I enjoy the challenge of writing interesting pieces for sometimes quite technical publications. In this profile I managed to include Valerie Singleton and Robert Mugabe, as well of course as Simon Williams, the subject of the piece.
The Cultura Interview
Industry forward thinkers in conversation with Robert Ashton
When I was a child it was my ambition to appear on BBC Blue Peter. I had a pre-teen crush on Valerie Singleton and was star-struck when interviewed by her on a conference stage some 20 years later. I guess you too used to watch the programme, although perhaps not quite as long ago as I did!

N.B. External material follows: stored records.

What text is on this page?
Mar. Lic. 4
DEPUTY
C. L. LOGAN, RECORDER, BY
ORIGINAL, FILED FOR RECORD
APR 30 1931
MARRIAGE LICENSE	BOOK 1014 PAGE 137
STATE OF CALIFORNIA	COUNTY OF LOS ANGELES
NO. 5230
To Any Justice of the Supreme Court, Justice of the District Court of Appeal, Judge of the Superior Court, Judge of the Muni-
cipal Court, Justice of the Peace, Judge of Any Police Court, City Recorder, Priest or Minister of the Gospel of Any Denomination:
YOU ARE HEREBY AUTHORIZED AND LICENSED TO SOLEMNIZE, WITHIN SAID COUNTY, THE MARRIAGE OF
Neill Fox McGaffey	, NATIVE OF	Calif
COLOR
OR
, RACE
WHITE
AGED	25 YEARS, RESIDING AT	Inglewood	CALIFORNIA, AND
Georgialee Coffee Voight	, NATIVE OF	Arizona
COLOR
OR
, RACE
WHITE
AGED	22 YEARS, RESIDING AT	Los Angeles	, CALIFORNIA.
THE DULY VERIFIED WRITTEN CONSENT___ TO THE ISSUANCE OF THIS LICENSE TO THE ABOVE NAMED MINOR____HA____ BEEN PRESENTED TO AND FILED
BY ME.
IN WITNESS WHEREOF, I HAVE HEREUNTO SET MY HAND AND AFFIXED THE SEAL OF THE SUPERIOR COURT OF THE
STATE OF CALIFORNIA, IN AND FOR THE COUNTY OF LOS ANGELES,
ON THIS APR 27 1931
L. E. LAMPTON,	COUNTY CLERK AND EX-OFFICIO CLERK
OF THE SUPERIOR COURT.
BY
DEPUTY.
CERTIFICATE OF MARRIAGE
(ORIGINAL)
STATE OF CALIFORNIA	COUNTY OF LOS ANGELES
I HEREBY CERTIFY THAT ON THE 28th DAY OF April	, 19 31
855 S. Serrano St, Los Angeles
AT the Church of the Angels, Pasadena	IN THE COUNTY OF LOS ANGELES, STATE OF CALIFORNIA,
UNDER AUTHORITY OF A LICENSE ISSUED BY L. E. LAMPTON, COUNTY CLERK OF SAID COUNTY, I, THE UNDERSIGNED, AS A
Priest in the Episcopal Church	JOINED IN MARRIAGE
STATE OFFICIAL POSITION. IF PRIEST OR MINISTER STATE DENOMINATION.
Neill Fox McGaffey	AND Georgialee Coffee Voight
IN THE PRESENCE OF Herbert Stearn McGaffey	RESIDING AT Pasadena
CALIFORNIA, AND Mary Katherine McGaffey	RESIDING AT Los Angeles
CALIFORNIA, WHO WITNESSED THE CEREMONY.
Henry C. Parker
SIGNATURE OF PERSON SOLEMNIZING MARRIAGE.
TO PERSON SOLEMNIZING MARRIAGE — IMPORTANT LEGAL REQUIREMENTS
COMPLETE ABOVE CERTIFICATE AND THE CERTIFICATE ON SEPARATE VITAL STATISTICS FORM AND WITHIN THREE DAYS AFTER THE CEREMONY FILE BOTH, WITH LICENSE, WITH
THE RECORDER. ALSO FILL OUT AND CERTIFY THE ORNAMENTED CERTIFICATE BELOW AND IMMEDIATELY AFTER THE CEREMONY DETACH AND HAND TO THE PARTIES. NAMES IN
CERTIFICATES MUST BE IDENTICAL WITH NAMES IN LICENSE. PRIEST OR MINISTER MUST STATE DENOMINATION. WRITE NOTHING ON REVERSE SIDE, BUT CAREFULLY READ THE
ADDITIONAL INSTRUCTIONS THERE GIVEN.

Simon Williams, subject of this month’s interview, actually appeared on Blue Peter in 1989, quite by chance. A pre-College visit to Zimbabwe coincided with a Blue Peter expedition to the country. Somehow, Simon managed to appear in shot over a number of episodes. His family, back on the family farm near St Agnes in Cornwall were very impressed to see him unexpectedly appear on their TV.

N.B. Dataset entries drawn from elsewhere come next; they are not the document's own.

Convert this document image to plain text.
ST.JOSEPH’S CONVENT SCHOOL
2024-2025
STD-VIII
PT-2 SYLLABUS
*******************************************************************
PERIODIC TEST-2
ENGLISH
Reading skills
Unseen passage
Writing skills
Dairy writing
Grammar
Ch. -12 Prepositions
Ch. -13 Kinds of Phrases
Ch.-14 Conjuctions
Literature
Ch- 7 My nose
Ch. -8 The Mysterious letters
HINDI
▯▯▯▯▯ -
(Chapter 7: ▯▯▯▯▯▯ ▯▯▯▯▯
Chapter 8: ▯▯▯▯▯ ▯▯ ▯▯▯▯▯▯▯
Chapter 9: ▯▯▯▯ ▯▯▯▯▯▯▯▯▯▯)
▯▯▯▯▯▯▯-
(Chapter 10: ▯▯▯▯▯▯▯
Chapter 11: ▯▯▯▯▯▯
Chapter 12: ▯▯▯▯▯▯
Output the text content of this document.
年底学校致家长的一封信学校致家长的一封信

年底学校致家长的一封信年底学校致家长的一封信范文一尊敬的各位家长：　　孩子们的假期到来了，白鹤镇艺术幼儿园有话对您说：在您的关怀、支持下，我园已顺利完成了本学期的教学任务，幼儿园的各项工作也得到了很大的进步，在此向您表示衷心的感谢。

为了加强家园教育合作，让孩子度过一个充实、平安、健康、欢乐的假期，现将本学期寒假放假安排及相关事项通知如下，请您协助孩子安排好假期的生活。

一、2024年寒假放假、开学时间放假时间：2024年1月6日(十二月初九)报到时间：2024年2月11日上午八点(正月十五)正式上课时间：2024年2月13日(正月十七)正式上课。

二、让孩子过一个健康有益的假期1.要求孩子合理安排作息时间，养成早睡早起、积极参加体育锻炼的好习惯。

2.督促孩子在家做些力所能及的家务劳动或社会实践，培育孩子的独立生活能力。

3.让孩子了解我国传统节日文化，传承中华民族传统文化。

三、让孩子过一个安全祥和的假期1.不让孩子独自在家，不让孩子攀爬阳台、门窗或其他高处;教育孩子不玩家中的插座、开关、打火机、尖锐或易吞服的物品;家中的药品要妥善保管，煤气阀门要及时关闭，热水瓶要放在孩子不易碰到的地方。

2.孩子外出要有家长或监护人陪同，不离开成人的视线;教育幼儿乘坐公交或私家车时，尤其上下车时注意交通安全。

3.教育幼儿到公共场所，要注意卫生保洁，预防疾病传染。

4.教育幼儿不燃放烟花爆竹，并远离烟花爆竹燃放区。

Simon Williams, Cultura Technologies
Over his industry career Simon has made a habit of being in the right place at the right time. He has also always been enterprising, keeping pigs whilst still at school. With two older brothers and a sister on a 200 acre farm, diversification was in his blood. He describes how his grandmother had started a campsite on the farm long before he was born.

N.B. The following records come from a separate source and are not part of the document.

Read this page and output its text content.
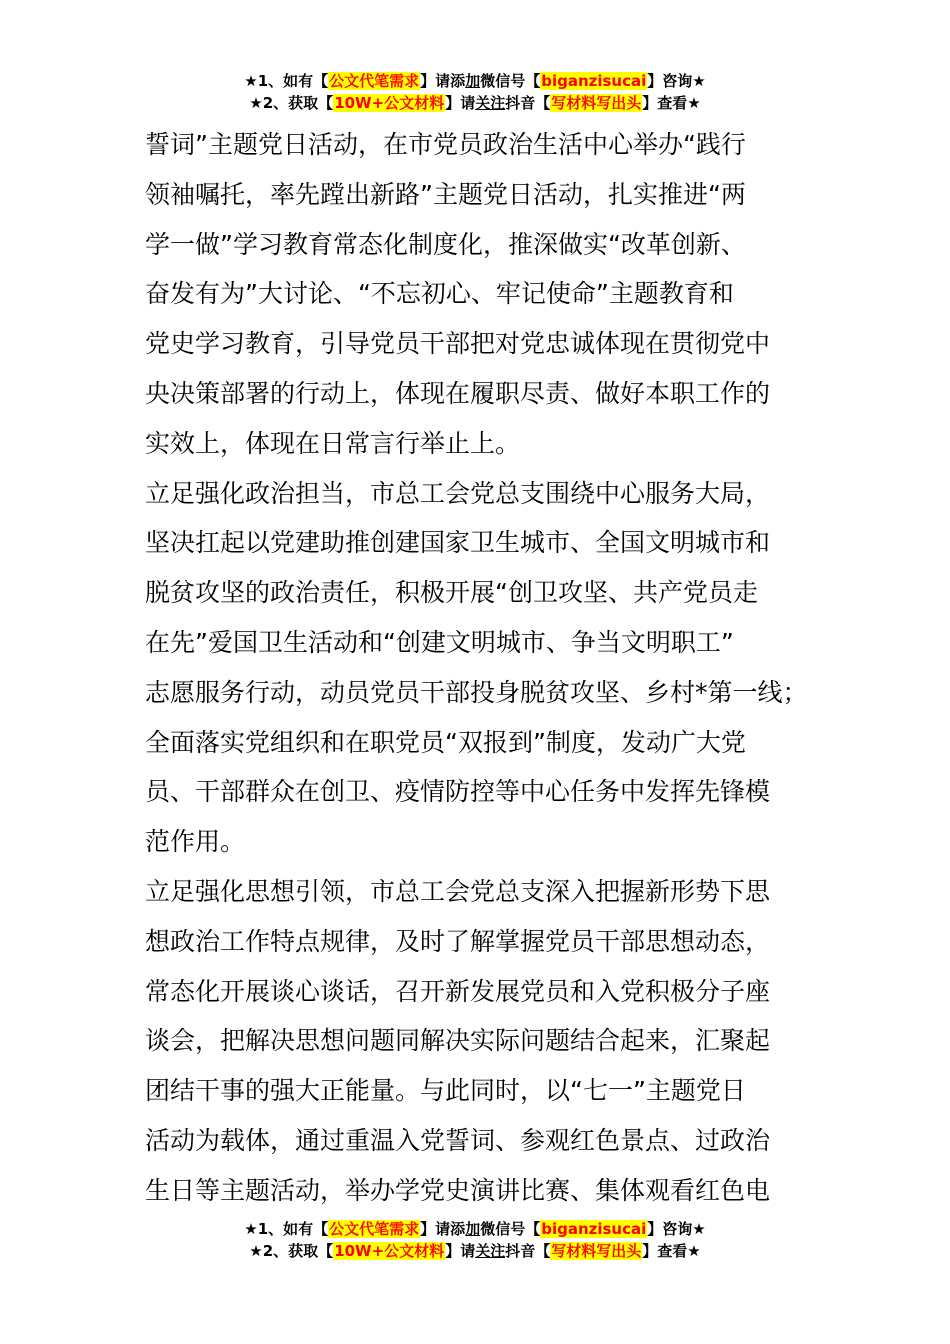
★1、如有【公文代笔需求】请添加微信号【biganzisucai】咨询★
★2、获取【10W+公文材料】请关注抖音【写材料写出头】查看★

誓词”主题党日活动，在市党员政治生活中心举办“践行
领袖嘱托，率先蹚出新路”主题党日活动，扎实推进“两
学一做”学习教育常态化制度化，推深做实“改革创新、
奋发有为”大讨论、“不忘初心、牢记使命”主题教育和
党史学习教育，引导党员干部把对党忠诚体现在贯彻党中
央决策部署的行动上，体现在履职尽责、做好本职工作的
实效上，体现在日常言行举止上。

立足强化政治担当，市总工会党总支围绕中心服务大局，
坚决扛起以党建助推创建国家卫生城市、全国文明城市和
脱贫攻坚的政治责任，积极开展“创卫攻坚、共产党员走
在先”爱国卫生活动和“创建文明城市、争当文明职工”
志愿服务行动，动员党员干部投身脱贫攻坚、乡村*第一线；
全面落实党组织和在职党员“双报到”制度，发动广大党
员、干部群众在创卫、疫情防控等中心任务中发挥先锋模
范作用。

立足强化思想引领，市总工会党总支深入把握新形势下思
想政治工作特点规律，及时了解掌握党员干部思想动态，
常态化开展谈心谈话，召开新发展党员和入党积极分子座
谈会，把解决思想问题同解决实际问题结合起来，汇聚起
团结干事的强大正能量。与此同时，以“七一”主题党日
活动为载体，通过重温入党誓词、参观红色景点、过政治
生日等主题活动，举办学党史演讲比赛、集体观看红色电

★1、如有【公文代笔需求】请添加微信号【biganzisucai】咨询★
★2、获取【10W+公文材料】请关注抖音【写材料写出头】查看★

That farm, with its campsite and now an array of solar panels remains in the family. Simon’s brothers run the operation day to day in addition to their regular jobs whilst Simon has followed a trade career. After Seale Hayne and then an joint honours degree in Biochemistry and Economics he joined Dalgety as a graduate trainee.
This was at a time when Dalgety were a powerful force in British agriculture, buying grain and selling seed, fertilizer, chemicals and the output from ten feed mills. Simon has never lost sight of that circle of trade that made Dalgety so successful. Even today, many aspire to this close trading relationship. He talked fondly of the symbiotic relationships that grew between merchant and farmer.
Simon’s introduction to computing and software came when he was formulating cattle, pig and poultry diets. This work was done at Bristol for many of the company’s mills, although he frequently found himself on the M6 driving north, living for a while near Dumfries.
As computers became more powerful and the feed industry more competitive, Simon found himself becoming more involved with using software to manage far more than just ration formulation. Mill operation and efficiency and ingredient procurement become increasingly important.
In 1998 Simon joined the team at Calsoftware, a company that later became part of Cultura Technologies. His farming background and preference for pragmatic, rather than abstract challenges stood him in good stead as his career evolved with the fast growing company. He has never lost touch with his roots and often finds himself working with colleagues more familiar with the software than the context within it is used.
Cultura are part of Constellation Software, a large Canadian multinational, with operations in the USA and Germany as well as the UK and Ireland. Simon is based at their UK headquarters in Chorley, Lancashire and lives nearby. His role takes him beyond the feed industry, with customers trading grain, blending fertilizers, and malting barley, as well as making animal feed.
S imo n e x p l a i n e d t o me how traceability and the provenance of ingredients have become increasingly important. Of course quality and freedom from contamination has always been important, but increasingly consumers want the confidence the field or factory of origin is known. As the feed business becomes more global, this can often require coordination between systems that do not readily talk to each other. Bridging these gaps is where much of the future innovation will come.
Inevitably our conversation turned to Brexit and Simon’s thoughts on how leaving the EU would impact on the sector. Simon admits he’d have preferred us to remain in Europe, but could see some benefits to leaving. The weakening pound will make it more competitive to use home produced feed ingredients, with imports from Africa and the Americas likely to strengthen.
I pushed for a view of tariffs and other charges. Simon sagely pointed out that it had taken 30 years to reach the current trade arrangements. He did not see things changing overnight, but rather evolving over the coming years. He’s a regular face at Bristol Corn & Feed Trade events, so actively involved in the debate.
When not at work, Simon is both a family man and a lifelong sportsman. He has two children and often takes them back to the family farm. That said, he tells me neither they nor their cousins currently see themselves as growing up to be farmers. Sadly for many, farming has lost its appeal.
In his youth Simon played rugby for Cornwall and later took up martial arts. At university he even taught Karate. He also enjoys climbing and tells me that but for an avalanche; he’d have reached the summit of Mont Blanc, the highest mountain in the Alps.
As so many of us do, Simon has taken up cycling as he’s grown older, although he’s no slouch in the saddle. He claims to enjoy those 100 mile Sportives that are too far for all but the most dedicated riders. I think it’s fair to say that Simon is a competitive man, at work as well as at play.
Let’s end back where we started, in Harare in the early years of Mugabe’s rule. Simon describes the flourishing farms he saw in 1989 and is sad that the country has gone the way it has. In a world where there is so much change, Simon is a man who cares.